「……あんた、プレイヤー? まさか転生しても侵入ありってわけかよ」
「残念だけど、そんな感じみたいね」
目の前にいる魔法使いの男はもしや話ができるタイプなのか、サクラはそう思った。
──でもな、用意周到に襲撃の準備をしていたようで、この場でいきなりクロビスを処分しようとした相手だもの。ましてや、ステータスを極振りをするようなタイプなんだよね。
だからといって、落ち着いて話ができるような相手ではない、そう判断するには早かっただろうか。
「……ねえ、あなた……」
サクラが話をしようと、魔法使いの男に声をかけた瞬間だった。
こちらに向かって、青白い火球がいきおいよく飛んできた。
サクラはそれをみつめたまま、避けることはしなかった。
──そうだよね。そういう極端なステ振りするやつは人の話なんて聞かないのよ。自分で決めたこだわりが強すぎる、プライドが高い連中だもん。
サクラのうしろにはクロビスがいる。
この程度の攻撃であれば、クロビスは避けてくれる。
そうは思ったが、あえてサクラはクロビスを守るように立ちふさがったまま、青白い火球を真正面から受け止めた。
サクラはパタを握った拳を、力強く前に突き出す。
その剣をかざした勢いだけで、火球は霧散した。
サクラのもとには、ほんの少しだけあたたかな風が届く。
「……ふーん、やっぱりな。パタって通常の剣モーションじゃないから、ジャスガするのなんて難しいはずだけどな。性能ガン無視で装備決めてるような人なら、こんな火球くらい避けずに真っ正面から軽くあしらえるよなあ」
ああ面倒くせえ、魔法使いの男はそうつぶやきながら顔をゆがめている。
ジャスガ。
ジャストガードとは、防御技や回避技の一つだ。
パリィや受け流しといった言葉と、ほぼ同義である。
通常は相手の物理攻撃を防ぐといった意味合いで言われることが多い。
相手の攻撃に合わせて特定のタイミングで防御行動を取ることで、被ダメージを軽減することができる。
また、攻撃そのものを無効化したり、そこから派生して追加効果を得たりと、通常ガードでは発動しないさまざまな恩恵を得られる便利な技だ。
サクラのパタは、特殊派生を行っている。
防げるのは物理攻撃だけではない。
大火力の魔法攻撃でなければ、たいていは受け流すことが可能なのである。
サクラは魔法使いの男のことを変態などと言ってしまっていたが、ようやくそれがブーメランだったと気がついた。

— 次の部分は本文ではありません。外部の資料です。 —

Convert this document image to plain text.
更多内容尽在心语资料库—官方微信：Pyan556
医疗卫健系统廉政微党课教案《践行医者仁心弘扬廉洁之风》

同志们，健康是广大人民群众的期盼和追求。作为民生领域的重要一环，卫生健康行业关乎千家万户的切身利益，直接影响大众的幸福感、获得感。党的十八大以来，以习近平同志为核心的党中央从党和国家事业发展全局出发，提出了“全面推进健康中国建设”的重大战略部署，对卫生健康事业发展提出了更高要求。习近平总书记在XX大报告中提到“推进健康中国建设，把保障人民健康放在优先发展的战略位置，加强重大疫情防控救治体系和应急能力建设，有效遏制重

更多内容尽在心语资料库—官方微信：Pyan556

心の中でそれを苦々しく思いながら、男に向かって声をあげた。
「あら、奇遇だわ。私だってあなたを相手にするのは骨が折れるなって思っていたところよ」
「挨拶も済んだことだし、あとはもうどっちが最後まで立っているかって話でいいでしょ?」
「そう、ね。ゲームの中ならそれでもいいと思うけど……」
サクラにとって、ここはもう現実だ。
簡単に命のやりとりをするには抵抗がある。
しかし、魔法使いの男には、そんなサクラの気持ちは届かない。
「ここは俺の世界なんだよ。侵入者のおばさんにはさっさと出ていってもらうよ」
「──はあああああ! おばさんってひどくない? てか、俺の世界はイタすぎない?」
「あ、もしかしてネカマの人? よかったじゃん、転生して女になれてさ」
「もとから女だっつの! ふざけるのも大概に……」
サクラが大声をあげていると、魔法使いの男の杖の先端が光だす。